Unnamed: 0,Model,R2_Train,RMSE_Train,R2_Test,RMSE_Test,CV_R2_mean,CV_R2_std,CV_RMSE_mean,CV_RMSE_std
0,M1_OLS_AllFeatures(+FI_prev),0.989,0.0044,0.995,0.0025,0.974,0.014,0.006,0.0013
1,"M2_OLS_VIF≤10(+FI_prev,n_num=32)",0.989,0.0044,0.995,0.0026,0.976,0.012,0.0058,0.0012
2,M6_Hybrid(M1_OLS+M3_XGB+M4_CatB)+StateCorr(+FI...,,,0.994,0.0028,,,,
3,M3_XGBoost(+FI_prev),0.993,0.0035,0.993,0.0029,0.982,0.004,0.0054,0.0012
4,M5_RandomForest(+FI_prev),0.995,0.0029,0.993,0.0029,,,,
5,M4_CatBoost(+FI_prev),0.991,0.004,0.985,0.0043,0.984,0.004,0.0049,0.0009


### Modeling Conclusion

Our time-aware modeling shows that county FI rates are highly persistent year-to-year.
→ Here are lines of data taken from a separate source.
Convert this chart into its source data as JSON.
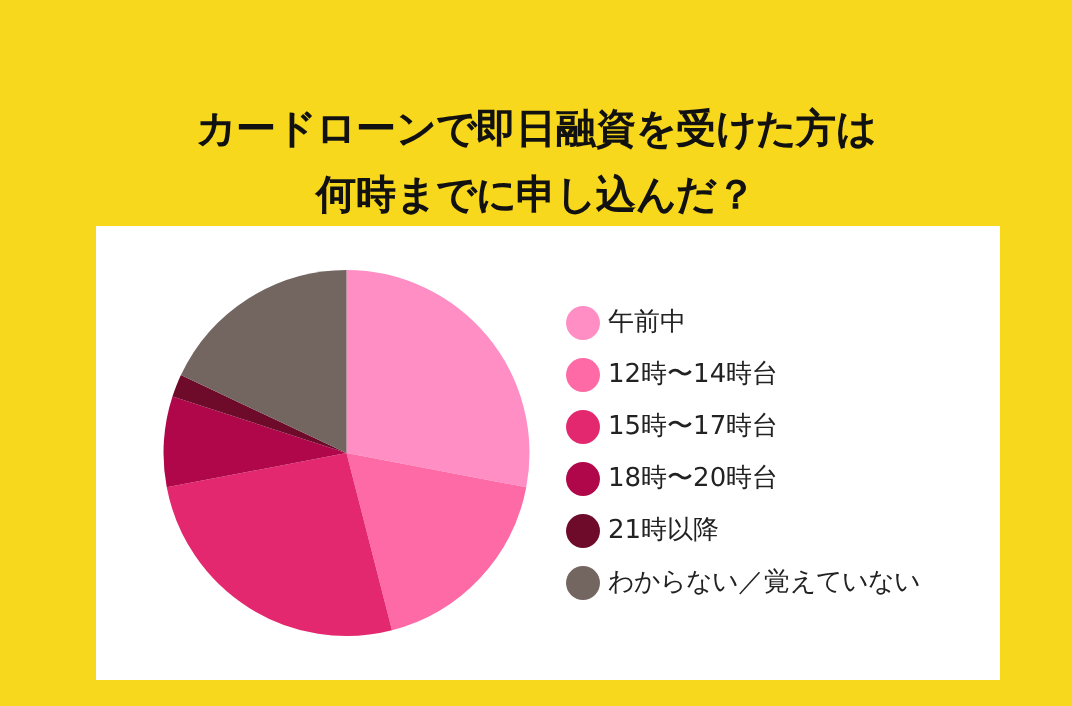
{
  "chart_data": {
    "type": "pie",
    "title": "カードローンで即日融資を受けた方は何時までに申し込んだ？",
    "categories": [
      "午前中",
      "12時〜14時台",
      "15時〜17時台",
      "18時〜20時台",
      "21時以降",
      "わからない／覚えていない"
    ],
    "values": [
      28,
      18,
      26,
      8,
      2,
      18
    ],
    "colors": [
      "#ff8ec4",
      "#fd6aa5",
      "#e4286f",
      "#b0074a",
      "#6e0a2a",
      "#736560"
    ],
    "legend": "right"
  }
}
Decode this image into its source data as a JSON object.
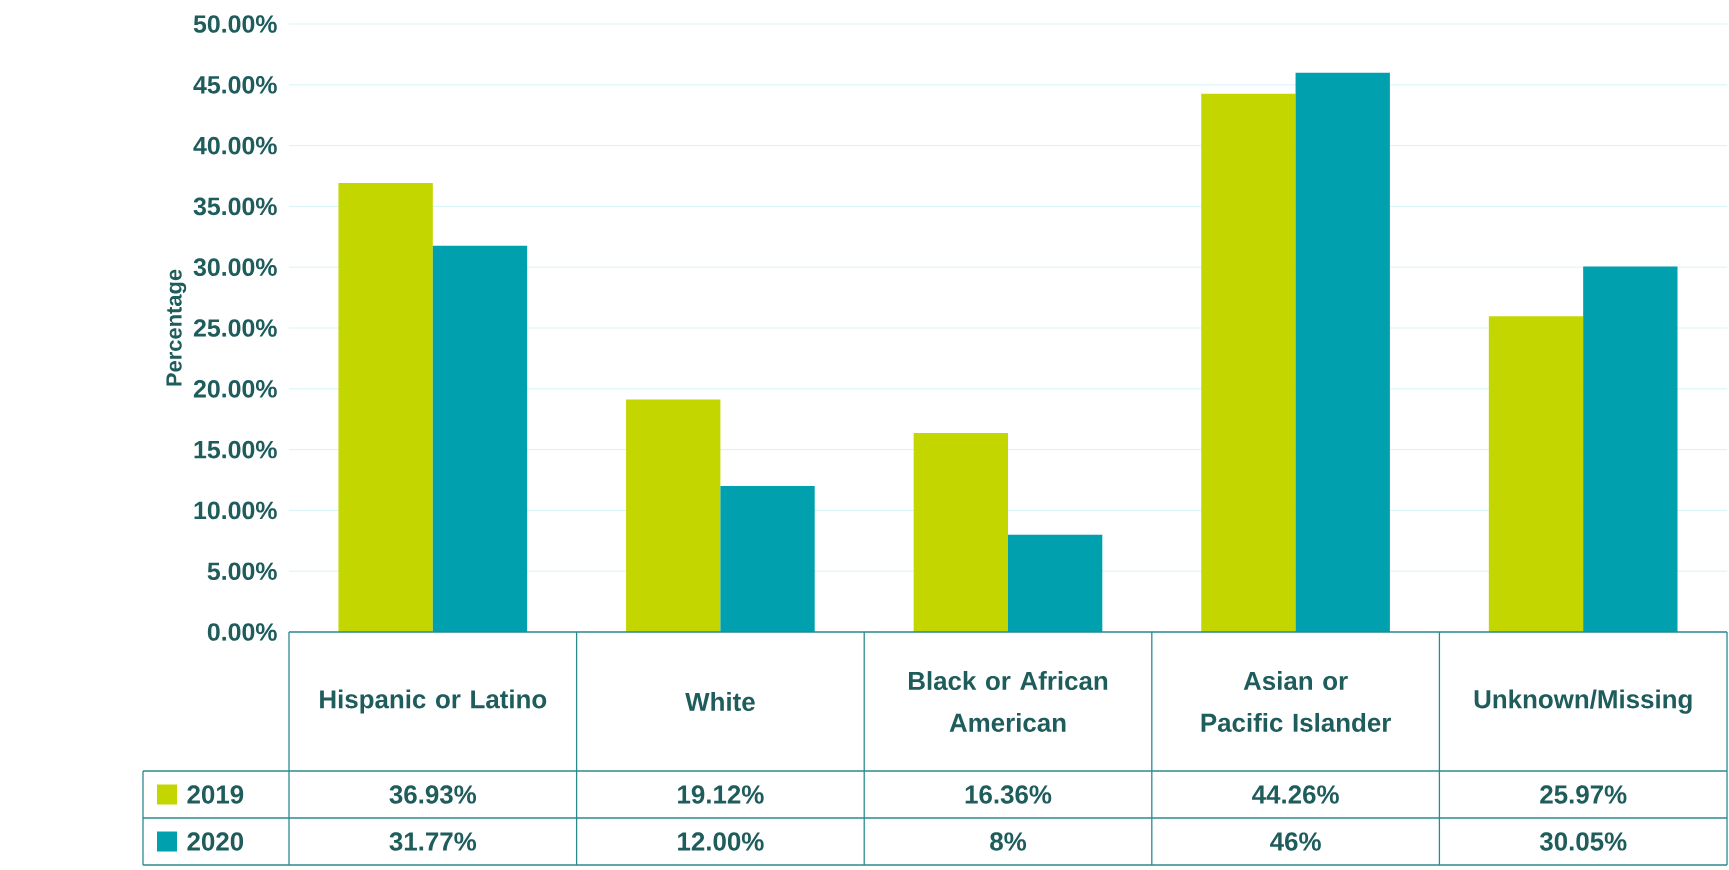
{
  "chart_data": {
    "type": "bar",
    "ylabel": "Percentage",
    "categories": [
      "Hispanic or Latino",
      "White",
      "Black or African American",
      "Asian or Pacific Islander",
      "Unknown/Missing"
    ],
    "series": [
      {
        "name": "2019",
        "color": "#c4d600",
        "values": [
          36.93,
          19.12,
          16.36,
          44.26,
          25.97
        ],
        "value_labels": [
          "36.93%",
          "19.12%",
          "16.36%",
          "44.26%",
          "25.97%"
        ]
      },
      {
        "name": "2020",
        "color": "#00a0af",
        "values": [
          31.77,
          12.0,
          8,
          46,
          30.05
        ],
        "value_labels": [
          "31.77%",
          "12.00%",
          "8%",
          "46%",
          "30.05%"
        ]
      }
    ],
    "ylim": [
      0,
      50
    ],
    "yticks": [
      {
        "value": 0,
        "label": "0.00%"
      },
      {
        "value": 5,
        "label": "5.00%"
      },
      {
        "value": 10,
        "label": "10.00%"
      },
      {
        "value": 15,
        "label": "15.00%"
      },
      {
        "value": 20,
        "label": "20.00%"
      },
      {
        "value": 25,
        "label": "25.00%"
      },
      {
        "value": 30,
        "label": "30.00%"
      },
      {
        "value": 35,
        "label": "35.00%"
      },
      {
        "value": 40,
        "label": "40.00%"
      },
      {
        "value": 45,
        "label": "45.00%"
      },
      {
        "value": 50,
        "label": "50.00%"
      }
    ],
    "grid": "y",
    "legend": "bottom"
  }
}
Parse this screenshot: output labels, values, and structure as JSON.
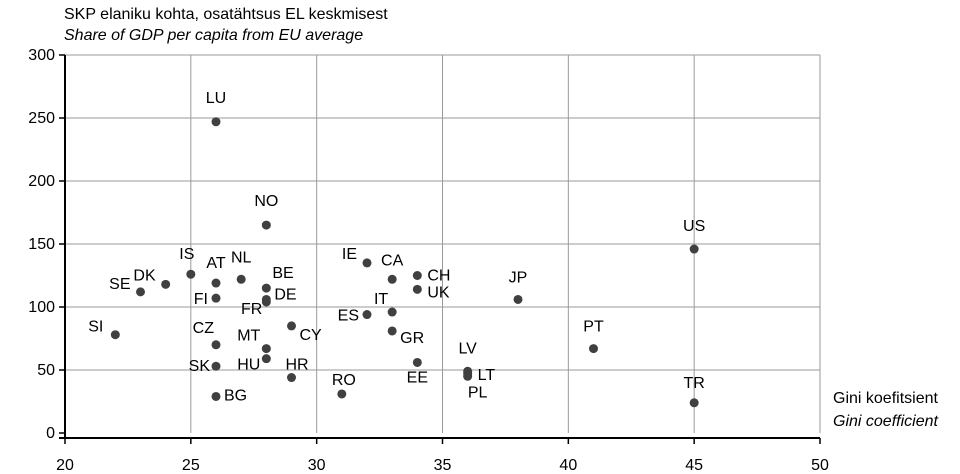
{
  "chart_data": {
    "type": "scatter",
    "ylabel": "SKP elaniku kohta, osatähtsus EL keskmisest",
    "ylabel_en": "Share of GDP per capita from EU average",
    "xlabel": "Gini koefitsient",
    "xlabel_en": "Gini coefficient",
    "xlim": [
      20,
      50
    ],
    "ylim": [
      0,
      300
    ],
    "xticks": [
      20,
      25,
      30,
      35,
      40,
      45,
      50
    ],
    "yticks": [
      0,
      50,
      100,
      150,
      200,
      250,
      300
    ],
    "grid": true,
    "points": [
      {
        "label": "LU",
        "x": 26,
        "y": 247
      },
      {
        "label": "NO",
        "x": 28,
        "y": 165
      },
      {
        "label": "US",
        "x": 45,
        "y": 146
      },
      {
        "label": "IE",
        "x": 32,
        "y": 135
      },
      {
        "label": "IS",
        "x": 25,
        "y": 126
      },
      {
        "label": "CH",
        "x": 34,
        "y": 125
      },
      {
        "label": "CA",
        "x": 33,
        "y": 122
      },
      {
        "label": "NL",
        "x": 27,
        "y": 122
      },
      {
        "label": "AT",
        "x": 26,
        "y": 119
      },
      {
        "label": "DK",
        "x": 24,
        "y": 118
      },
      {
        "label": "BE",
        "x": 28,
        "y": 115
      },
      {
        "label": "UK",
        "x": 34,
        "y": 114
      },
      {
        "label": "SE",
        "x": 23,
        "y": 112
      },
      {
        "label": "FI",
        "x": 26,
        "y": 107
      },
      {
        "label": "JP",
        "x": 38,
        "y": 106
      },
      {
        "label": "DE",
        "x": 28,
        "y": 106
      },
      {
        "label": "FR",
        "x": 28,
        "y": 104
      },
      {
        "label": "IT",
        "x": 33,
        "y": 96
      },
      {
        "label": "ES",
        "x": 32,
        "y": 94
      },
      {
        "label": "CY",
        "x": 29,
        "y": 85
      },
      {
        "label": "GR",
        "x": 33,
        "y": 81
      },
      {
        "label": "SI",
        "x": 22,
        "y": 78
      },
      {
        "label": "CZ",
        "x": 26,
        "y": 70
      },
      {
        "label": "MT",
        "x": 28,
        "y": 67
      },
      {
        "label": "PT",
        "x": 41,
        "y": 67
      },
      {
        "label": "HU",
        "x": 28,
        "y": 59
      },
      {
        "label": "EE",
        "x": 34,
        "y": 56
      },
      {
        "label": "SK",
        "x": 26,
        "y": 53
      },
      {
        "label": "LV",
        "x": 36,
        "y": 49
      },
      {
        "label": "LT",
        "x": 36,
        "y": 47
      },
      {
        "label": "PL",
        "x": 36,
        "y": 45
      },
      {
        "label": "HR",
        "x": 29,
        "y": 44
      },
      {
        "label": "RO",
        "x": 31,
        "y": 31
      },
      {
        "label": "BG",
        "x": 26,
        "y": 29
      },
      {
        "label": "TR",
        "x": 45,
        "y": 24
      }
    ]
  }
}
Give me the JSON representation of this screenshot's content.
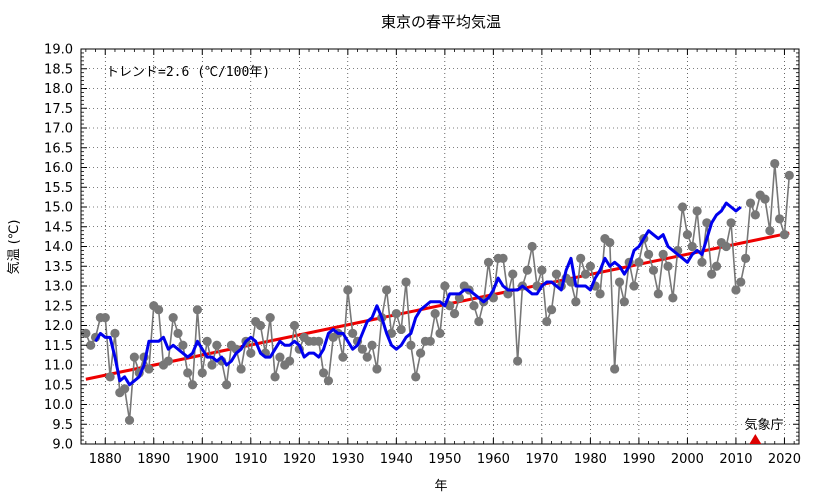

Incorporating a simple lag feature (FI_prev) plus a few macro covariates yields excellent accuracy:

    * Best model (OLS, all features + FI_prev) achieved R² ≈ 0.995 and RMSE ≈ 0.0025 on the 2023 hold-out, with 5-fold state-grouped CV R² ≈ 0.974 (CV RMSE ≈ 0.0060).
    
    * Tree/boosting baselines with the same inputs also performed strongly (e.g., XGBoost R² ≈ 0.993, Random Forest R² ≈ 0.993), while CatBoost trailed slightly (R² ≈ 0.985).

Interpretability:-

  Coefficient inspection confirms that last year’s FI (FI_prev) is the dominant predictor, with meaningful—but smaller—contributions from unemployment and cost per meal. This aligns with domain expectations: FI evolves gradually and tracks labor market and affordability conditions.